Submitted to: Journal of Parasitology
Publication Type: Peer Reviewed Journal
Publication Acceptance Date: 9/9/1998
Publication Date: N/A
Citation: N/A

Interpretive Summary: Parasites and their hosts engage in a continuous struggle; the host attempting to rid itself of the parasite, while the parasite attempts to maintain itself within the host. Evolutionary pressures from host defense mechanisms and the biologically hostile environments in which parasites live may accelerate structural changes in parasite molecules to better modulate the effects of host defenses on the parasite. We have isolated 3 isoforms of an elastase inhibitor from Anisakis simplex. These isoforms are 95-98% identical at the amino acid level, with most of the variability restricted to the reactive site of the enzyme. This hypervariable region may have arisen through accelerated evolution as a result of selective pressures from host enzymes on parasite inhibitors. These studies will help to elucidate the mechanisms by which parasites adjust to environmental pressures, and may help in the selection of target molecules for control strategies based on rational drug design.

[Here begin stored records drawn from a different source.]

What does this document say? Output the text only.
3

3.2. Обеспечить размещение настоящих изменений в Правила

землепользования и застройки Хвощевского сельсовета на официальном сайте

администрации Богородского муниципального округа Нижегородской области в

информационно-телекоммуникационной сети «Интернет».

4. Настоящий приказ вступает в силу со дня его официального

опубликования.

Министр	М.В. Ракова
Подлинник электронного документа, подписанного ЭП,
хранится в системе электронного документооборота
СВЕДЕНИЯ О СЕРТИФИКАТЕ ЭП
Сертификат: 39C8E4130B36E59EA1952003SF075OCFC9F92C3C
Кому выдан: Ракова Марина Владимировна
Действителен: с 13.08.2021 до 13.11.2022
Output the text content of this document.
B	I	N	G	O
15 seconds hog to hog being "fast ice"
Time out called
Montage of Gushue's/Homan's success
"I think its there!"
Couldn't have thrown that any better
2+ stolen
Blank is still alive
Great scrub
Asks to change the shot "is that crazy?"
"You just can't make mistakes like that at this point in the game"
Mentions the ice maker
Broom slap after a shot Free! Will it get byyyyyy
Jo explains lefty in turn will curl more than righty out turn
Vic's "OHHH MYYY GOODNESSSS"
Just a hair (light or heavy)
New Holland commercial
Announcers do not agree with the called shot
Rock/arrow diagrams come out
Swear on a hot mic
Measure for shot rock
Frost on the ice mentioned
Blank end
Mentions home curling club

Technical Abstract: Three isoforms of a serine protease inhibitor were isolated from Anisakis simplex. RT-PCR was used to amplify total RNA isolated from third stage larvae. The first strand cDNA was used as a template to selectively amplify a partial cDNA for the inhibitors, which was sequenced, and this sequence was used to design internal primers to obtain the full length sequences of each of the isoforms. The three isoforms were 95-98% identical at the amin acid level, and code for a protein of 60 amino acids. A hypervariable region exists within the reactive site of the three isoforms, which accounts for most of the lack of complete identity. The high identity seen among these isoforms suggests that these parasite inhibitors may have undergone a mutational burst as a result of selective pressures from host enzymes.